Tantos veranos bajo el sol tórrido de Andalucía, con el calor rezumando de la tierra, del pasto seco del campo, la visión de cielo azul y límpido me subyuga, y una fuerte corriente de aire azota mi rostro mientras me hallo protegido a la sombra y repantigado. La combinación de temperatura extrema y viento me retrotrae a los estíos de mi infancia, en la playa con mi familia en la cercanía del mar con el aroma a salitre, o en el patio de la casa de mis abuelos anhelando un momento de frescor. La sensación me asalta hoy. Por un lado asemejara que mi cuerpo no pudiera contener más calor, como cociéndome dentro de mi piel; me amodorro, me duermo. A la vez el aire agita mi cabeza, no me permite evadirme, me incita a la reflexión, a la meditación. La combinación de sensaciones, como un instante cumbre, me parece irreal porque me recuerda a mi niñez, y me recuerda a mi niñez porque asemeja un sueño. La memoria consciente, aquella a la que invocamos cuando estamos despiertos, no es la mejor manera de recuperar el pasado. Ni siquiera creo que lo haga, es una mentira.
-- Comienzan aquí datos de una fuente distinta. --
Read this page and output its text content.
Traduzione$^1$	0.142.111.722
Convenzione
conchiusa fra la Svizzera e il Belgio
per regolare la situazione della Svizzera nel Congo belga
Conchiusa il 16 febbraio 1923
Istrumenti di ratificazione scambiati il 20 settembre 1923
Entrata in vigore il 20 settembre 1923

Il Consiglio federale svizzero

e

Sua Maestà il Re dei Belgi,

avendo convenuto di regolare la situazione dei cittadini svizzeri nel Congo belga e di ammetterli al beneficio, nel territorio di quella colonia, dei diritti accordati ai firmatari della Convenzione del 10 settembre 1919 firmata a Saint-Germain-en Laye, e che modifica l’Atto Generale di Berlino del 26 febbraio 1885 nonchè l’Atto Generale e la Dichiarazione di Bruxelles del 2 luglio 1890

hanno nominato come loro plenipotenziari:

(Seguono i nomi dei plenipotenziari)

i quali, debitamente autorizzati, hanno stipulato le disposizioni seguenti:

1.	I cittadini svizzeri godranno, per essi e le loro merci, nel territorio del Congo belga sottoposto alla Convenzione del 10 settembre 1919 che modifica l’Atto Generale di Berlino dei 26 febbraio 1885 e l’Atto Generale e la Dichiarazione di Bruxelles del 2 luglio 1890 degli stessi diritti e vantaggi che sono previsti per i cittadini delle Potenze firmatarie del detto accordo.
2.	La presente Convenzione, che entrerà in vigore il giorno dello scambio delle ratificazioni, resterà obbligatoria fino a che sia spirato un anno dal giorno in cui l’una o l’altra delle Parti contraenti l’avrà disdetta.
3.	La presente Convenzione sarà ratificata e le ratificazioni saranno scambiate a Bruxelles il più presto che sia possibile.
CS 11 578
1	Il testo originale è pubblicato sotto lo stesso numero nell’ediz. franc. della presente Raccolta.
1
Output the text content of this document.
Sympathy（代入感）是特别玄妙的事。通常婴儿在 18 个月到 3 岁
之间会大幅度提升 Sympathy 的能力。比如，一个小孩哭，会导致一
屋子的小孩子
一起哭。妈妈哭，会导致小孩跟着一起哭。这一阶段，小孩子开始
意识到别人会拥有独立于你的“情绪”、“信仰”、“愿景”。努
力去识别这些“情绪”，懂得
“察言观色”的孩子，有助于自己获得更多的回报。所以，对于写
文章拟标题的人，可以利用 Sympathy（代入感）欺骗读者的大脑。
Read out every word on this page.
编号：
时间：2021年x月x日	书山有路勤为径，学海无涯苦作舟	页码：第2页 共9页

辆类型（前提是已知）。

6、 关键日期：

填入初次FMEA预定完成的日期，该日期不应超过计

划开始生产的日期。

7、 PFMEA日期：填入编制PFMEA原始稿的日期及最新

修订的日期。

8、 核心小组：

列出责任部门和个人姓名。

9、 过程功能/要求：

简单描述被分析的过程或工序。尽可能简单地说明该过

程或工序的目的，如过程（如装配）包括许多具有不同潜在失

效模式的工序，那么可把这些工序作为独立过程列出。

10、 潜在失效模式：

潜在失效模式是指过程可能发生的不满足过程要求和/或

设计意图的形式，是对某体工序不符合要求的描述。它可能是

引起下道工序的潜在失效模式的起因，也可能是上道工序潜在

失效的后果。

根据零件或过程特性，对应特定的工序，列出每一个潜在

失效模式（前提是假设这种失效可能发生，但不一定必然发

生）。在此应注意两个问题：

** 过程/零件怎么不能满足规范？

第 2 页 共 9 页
Mientras me hallo acomodado en la silla, conciéndome, con el viento agitándome el cabello, entretanto observo los aviones plateados contra el cielo celeste, reparo en el hallazgo: recordamos el pasado porque forma parte de nuestros sueños. Con la memoria consciente rememoro mi historia como una concatenación de hechos. Sucedió esto por motivo de lo otro, a esta causa siguió un efecto. Pero eso es historia, mas no pasado, porque nuestra vida no tiene lógica. Los sueños no son lógicos, recobramos a través de ellos nuestras vivencias, y los personajes de nuestra existencia, modificados, tergiversados, pero vivos. Es nuestra vida, sigue siendo nuestra vida. Sueño y recuerdo que soy otra vez un niño, que recorro el pasillo de la casa de mi abuela, que siempre recuerdo mucho más largo de lo que en realidad es. Mi abuela es amorosa y se ríe, es tal como ella era, el viento sopla y me extrae las ideas. Me hallo sentado bajo la sombra con el campo seco en derredor, contemplando los aviones en el cielo extraordinamente azul, y recibo una iluminación, procedente de mi infancia, con mi madre y los castillos de arena a la vera de la playa. El pasado existe porque asalta mi mente consciente.